I dont understand why the jax code performs poorly. Could you please help me in underding the bug in the jax code.

Solution

There are 2 probles in your jax code that are, actually, in data processing:

Your data are not scaled. If you look at your X_train_array definition, it is the jax version of X_train, that is the raw data. Please consider using:

# Scale the features
scaler = StandardScaler().fit(X_train)  # No need to flat it!
X_train = scaler.transform(X_train)
X_test = scaler.transform(X_test)

# Convert the data to JAX arrays
X_train_array = jnp.array(X_train, dtype=jnp.float32)
y_train_array = jnp.array(y_train_reshaped, dtype=jnp.int32)
X_test_array = jnp.array(X_test, dtype=jnp.float32)
y_test_array = jnp.array(y_test_reshaped, dtype=jnp.int32)

Your labels are of shape (N, 1) before one-hot encoding.
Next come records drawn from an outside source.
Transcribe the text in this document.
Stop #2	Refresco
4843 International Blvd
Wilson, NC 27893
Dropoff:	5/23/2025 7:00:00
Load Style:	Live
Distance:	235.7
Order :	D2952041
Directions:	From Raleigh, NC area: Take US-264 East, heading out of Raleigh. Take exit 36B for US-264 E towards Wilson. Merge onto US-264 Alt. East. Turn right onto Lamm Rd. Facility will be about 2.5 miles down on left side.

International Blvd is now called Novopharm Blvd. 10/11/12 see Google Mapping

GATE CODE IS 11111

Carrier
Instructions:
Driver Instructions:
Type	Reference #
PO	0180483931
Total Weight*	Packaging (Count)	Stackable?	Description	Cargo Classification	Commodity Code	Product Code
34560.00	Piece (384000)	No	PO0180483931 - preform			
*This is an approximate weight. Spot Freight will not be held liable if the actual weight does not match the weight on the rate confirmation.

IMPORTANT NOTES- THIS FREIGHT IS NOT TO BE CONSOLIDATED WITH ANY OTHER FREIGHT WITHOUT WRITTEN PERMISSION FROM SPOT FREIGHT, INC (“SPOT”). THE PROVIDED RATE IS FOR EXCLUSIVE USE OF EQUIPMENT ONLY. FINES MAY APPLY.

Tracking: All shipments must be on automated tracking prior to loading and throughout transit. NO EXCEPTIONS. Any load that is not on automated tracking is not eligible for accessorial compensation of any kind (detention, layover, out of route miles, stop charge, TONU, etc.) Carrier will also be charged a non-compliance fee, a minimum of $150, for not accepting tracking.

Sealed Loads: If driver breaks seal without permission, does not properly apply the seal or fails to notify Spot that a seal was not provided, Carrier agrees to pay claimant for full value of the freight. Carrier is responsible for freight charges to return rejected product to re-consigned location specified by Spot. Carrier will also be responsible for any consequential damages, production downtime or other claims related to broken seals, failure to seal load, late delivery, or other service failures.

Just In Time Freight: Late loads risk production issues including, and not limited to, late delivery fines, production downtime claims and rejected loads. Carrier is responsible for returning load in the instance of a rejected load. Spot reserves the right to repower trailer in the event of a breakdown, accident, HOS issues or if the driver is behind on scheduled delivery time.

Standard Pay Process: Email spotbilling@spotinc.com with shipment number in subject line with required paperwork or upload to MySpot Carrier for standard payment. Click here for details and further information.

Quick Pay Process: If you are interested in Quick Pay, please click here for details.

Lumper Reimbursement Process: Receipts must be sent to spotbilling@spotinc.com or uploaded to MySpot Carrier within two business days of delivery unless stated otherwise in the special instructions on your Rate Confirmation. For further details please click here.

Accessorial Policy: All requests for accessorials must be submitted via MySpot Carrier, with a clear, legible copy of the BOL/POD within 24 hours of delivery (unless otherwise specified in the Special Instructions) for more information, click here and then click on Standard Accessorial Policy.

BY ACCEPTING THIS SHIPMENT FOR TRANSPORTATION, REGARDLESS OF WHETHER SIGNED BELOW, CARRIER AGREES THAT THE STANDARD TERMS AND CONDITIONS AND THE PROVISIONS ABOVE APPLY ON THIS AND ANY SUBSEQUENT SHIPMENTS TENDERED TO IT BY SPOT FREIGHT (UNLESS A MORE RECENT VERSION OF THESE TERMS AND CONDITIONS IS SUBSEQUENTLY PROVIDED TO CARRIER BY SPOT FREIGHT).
After one-hot encoding it is (N, 1, n_out) while your predictions are of shape (N, n_out) so when you make your loss computation the two arrays are cast in (N, n_out, n_out) with repetitions and your loss is wrong. You can solve it very simply by remove the 1 in the reshape:

# Reshape the target variables
y_train_reshaped = jnp.reshape(y_train, (-1,))
y_test_reshaped = jnp.reshape(y_test, (-1,))

I tested your code with 300 epochs and lr=0.01 and I got an accuracy of 90% in test (and the loss decreased to 0.0001)